AI-Enhanced Video Analysis Platform for Regional Healthcare Systems
Transformed manual video analysis workflow from 8-10 hours to 2 hours per project, enabling 250% capacity increase for healthcare systems analysis.
AI-Enhanced Video Analysis Platform for Regional Healthcare Systems
Interactive demo available at the bottom of this case study
The Problem
A regional healthcare systems analysis firm faced critical capacity constraints limiting their ability to meet growing demand for healthcare workflow optimization projects:
Critical Capacity Bottleneck
Core Challenges:
- Manual video analysis consuming 8-10 hours per project using pause-screenshot-paste-annotate cycle
- Limited capacity to 20-30 annual projects when 75 projects needed for growth targets
- Senior project managers spending 150-750 hours annually on repetitive documentation tasks
- Healthcare expertise trapped in manual processes that couldn't be delegated due to specialized knowledge requirements
- Developer handoff inefficiencies requiring multiple clarification calls due to unclear field specifications
Industry: | Healthcare Systems Analysis |
Challenge: | Manual video analysis workflow bottleneck |
Growth Target: | 75 annual projects (vs. current 20-30) |
Compliance: | HIPAA-compliant environment required |
The manual process using Windows Screen Clipper → Excel → PDF was preventing the firm from scaling their healthcare systems analysis practice while maintaining the quality standards required for HIPAA-compliant environments.
The Solution
LightForge Works developed an Enhanced Multi-Modal AI Solution that preserves healthcare expertise while dramatically accelerating video analysis workflows:
🎯 Multi-Modal AI Enhancement
Key Features:
- Commentary moment detection capturing client verbal feedback during video demonstrations
- Multi-modal analysis combining audio analysis, visual attention tracking, and screen change detection
- Expert-augmented workflow preserving PM healthcare domain expertise in the loop
- AWS Serverless architecture with real-time processing and WebSocket updates
- HIPAA-compliant deployment within existing IT-managed infrastructure
- PDF output generation maintaining existing developer handoff processes
Technical Implementation:
Component | Technology | Performance |
---|---|---|
AI Analysis | AWS Bedrock Claude 3.5 Sonnet | <2 minutes for 2-hour videos |
Real-time Updates | WebSocket connections | Live progress tracking |
Screenshot Extraction | Automated contextual identification | Smart field detection |
Expert Interface | Healthcare-specific validation | Domain expertise preserved |
30/60/90 Implementation Framework
- No disruption to current operations
- Staff training included
- HIPAA compliance maintained throughout
The Impact
📈 Business Transformation Results
Immediate Results:
- 75% time reduction from 8-10 hours to ~2 hours per project analysis
- 250% capacity increase enabling 75 annual projects vs. current 20-30
- Enhanced accuracy capturing client commentary missed in manual processes
- Preserved expertise maintaining healthcare domain knowledge requirements
Business Growth:
- $25,000 investment vs. hundreds of hours of senior PM time savings annually
- Strategic resource optimization freeing senior staff for high-value activities
- Scalable growth platform supporting the firm's expansion objectives
- Improved developer handoff reducing clarification calls and project delays
💬 Client Testimonial
"The enhanced solution doesn't just speed up our process – it captures critical client feedback about field requirements that we were missing with manual analysis.
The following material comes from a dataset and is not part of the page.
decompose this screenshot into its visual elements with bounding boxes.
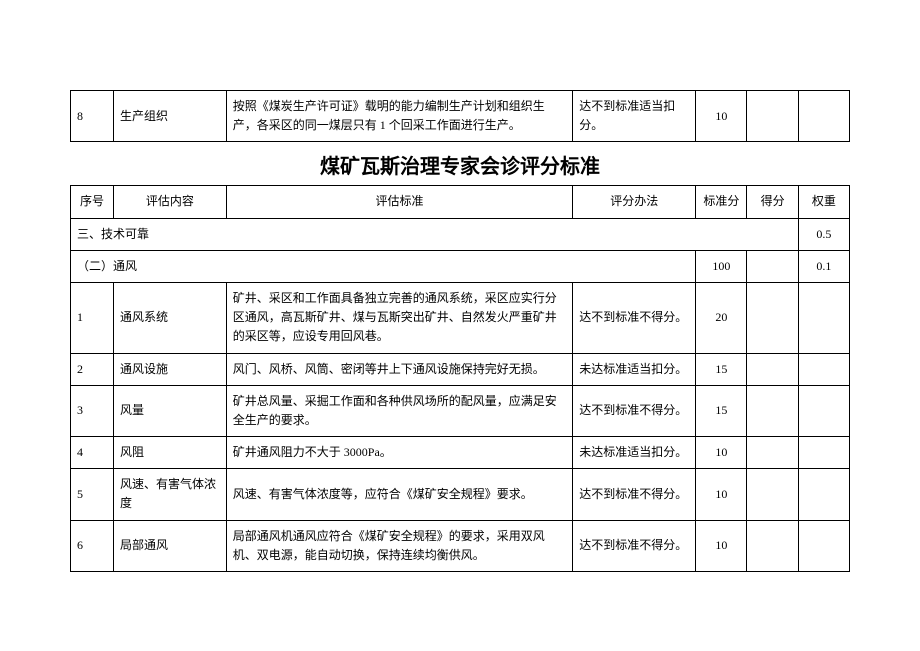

This preserves the healthcare expertise that makes our work valuable while dramatically improving our capacity."
— Senior Project Manager, Regional Healthcare Systems Firm
System Interface

AI-Enhanced Video Analysis Platform showing commentary detection and field identification
This case study demonstrates how micro-applications can enhance rather than replace domain expertise, enabling healthcare organizations to scale specialized workflows while maintaining compliance and quality standards.